Drinking yak-butter tea in the Himalayas is a natural high, writes James Elam.
A boy at Ganden, which is home to a 15th-century monastery. Picture James Elam.
Yak's butter mixed with boiling water and salt. It sounds disgusting, but it's strange how tastes can change at 5000 metres above sea level.
My first encounter with the scalding, mustard-coloured tea concoction wasn't pleasant. The Tibetan nomad in Lhasa's downtown markets had a smirk on his weather-beaten face as he handed me the greasy enamel cup. After one sip I quickly made my excuses, imagining him gleefully recounting the incident that night around the campfire.
Like Vegemite, it's something you have to grow up with to truly appreciate. Or so I thought until I met the old hermit living in a cave in the mountains above the Kyi-Chu valley.
He was hard enough to find. Seven hours in a cramped Chinese minibus, a two-hour ferry ride across the turquoise Brahmaputra river, an overnight stop in the remote Samye monastery, and finally an exhausting six-hour hike to the highest place I'd ever been on earth.
The old man sat motionless as we trudged the last few steps to his cave. The long uphill walk had taken its toll; it was several minutes before we had enough breath to attempt conversation. He seemed in no hurry, watching us closely without speaking. My companion tried to introduce us in broken Chinese, but the hermit merely held up his hand to indicate that he did not understand, and beckoned us inside his cave.
Inside the air was thick with the sweet-smelling green herbs that burn in clay urns all over Tibet.

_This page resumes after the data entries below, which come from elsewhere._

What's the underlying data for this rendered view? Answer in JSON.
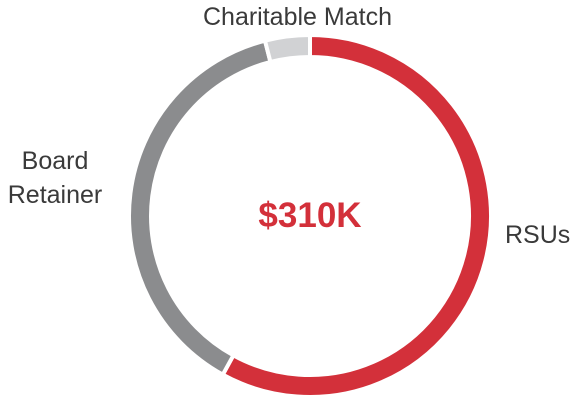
{
  "chart_data": {
    "type": "donut",
    "center_label": "$310K",
    "categories": [
      "RSUs",
      "Board Retainer",
      "Charitable Match"
    ],
    "values": [
      58,
      38,
      4
    ],
    "colors": [
      "#d3303a",
      "#8b8c8e",
      "#d1d2d4"
    ]
  }
}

Adjusting to the darkness, I could make out a clutter of Buddhist artefacts mixed with meagre household effects.
Gold statues and elaborately decorated prayer wheels competed for space with battered tin cups and an ancient Chinese kerosene stove. Colourful prayer flags draped the walls. A row of yak-butter candles slowly burning on a rocky ledge was the only source of light.

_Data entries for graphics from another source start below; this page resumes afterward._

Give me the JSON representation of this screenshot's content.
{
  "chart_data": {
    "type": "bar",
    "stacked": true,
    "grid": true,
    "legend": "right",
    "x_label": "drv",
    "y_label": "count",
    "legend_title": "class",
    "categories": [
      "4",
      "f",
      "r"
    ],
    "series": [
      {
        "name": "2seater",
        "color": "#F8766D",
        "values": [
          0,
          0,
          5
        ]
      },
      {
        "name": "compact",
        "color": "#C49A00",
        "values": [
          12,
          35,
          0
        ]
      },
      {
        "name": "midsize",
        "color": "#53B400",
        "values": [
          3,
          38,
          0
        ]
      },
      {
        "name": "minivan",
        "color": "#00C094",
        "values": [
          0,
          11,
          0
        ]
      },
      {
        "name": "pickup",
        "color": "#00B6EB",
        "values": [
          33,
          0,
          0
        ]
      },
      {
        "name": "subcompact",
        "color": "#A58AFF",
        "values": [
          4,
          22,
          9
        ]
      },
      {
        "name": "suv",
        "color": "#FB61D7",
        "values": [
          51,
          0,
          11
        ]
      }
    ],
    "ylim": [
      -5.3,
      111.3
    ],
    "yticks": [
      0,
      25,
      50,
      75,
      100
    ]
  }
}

We sat cross-legged, facing the old man, as he brought out an ornate wooden cylinder and filled it with boiling water from the stove. To this he added several large knobs of yak butter and a pinch of salt, producing ingredients from invisible niches in the rock. Stirring it slowly with a long wooden pole, he poured two cups and offered them to us.
We braced ourselves for an unpleasant experience, determined not to offend the kindly hermit. Taking a large gulp so as not to prolong the agony, I was surprised to find the salty liquid going down rather well. Just the thing after hours hiking through the thin air and sub-zero temperatures.
After two cups of the stuff, soaked up with a bowl of tsampa, or raw barley flour, I felt I was beginning to understand these gentle people. Few Chinese Red Guards would bother to venture up as far as this mountain; indeed we'd seen none all day. This old lama had probably lived up here for the past 50 years, far removed from the effects of the Chinese occupation of Tibet. I could even imagine his ancestors living in the same cave, happily eating the same simple meal.
It occurred to me that I should offer him something in return. Tibetan Buddhist tradition says to present lamas with a khata, or ceremonial white silk scarf. Sadly, I was fresh out of khatas, but then another idea struck me.
In Kathmandu, I had stocked up with a few postcards of the Dalai Lama, having read that these were outlawed in Chinese Tibet and that many Tibetans had never seen a recent portrait of their still-beloved spiritual leader.
I fished around inside my daypack, came up with a rather dog-eared portrait, and presented it to the old man. The look on his face showed he knew immediately who it was. Slowly, he pointed to the picture, to his own eyes, then to me.
I took this as asking me if I'd seen His Holiness in person. Having once attended one of the Dalai Lama's lectures in Melbourne, I nodded. The old man fixed me with a clear gaze, and I detected the merest hint of envy in his eyes.
Back in Lhasa, I couldn't reacquire the taste for yak-butter tea and tsampa. Strolling around the streets of the capital, with its curious mix of run-down Tibetan houses and garish Chinese military architecture, I knew I'd received something more permanent and substantial from the experience. I'd been privileged enough to get a glimpse of what the real Tibet was like 60 years ago, when it was still the fabled forbidden kingdom.FAST FACTS
Getting there: Flights to Gongkar airport, about 100 kilometres from Lhasa, depart from Kathmandu, Chengdu and Kunming. See travel agents.
Visa requirements: You'll need a visa to visit China. See http://www.chinaembassy.org.au
Currency: $A1 equals about 5.5 Chinese yuan renminbi.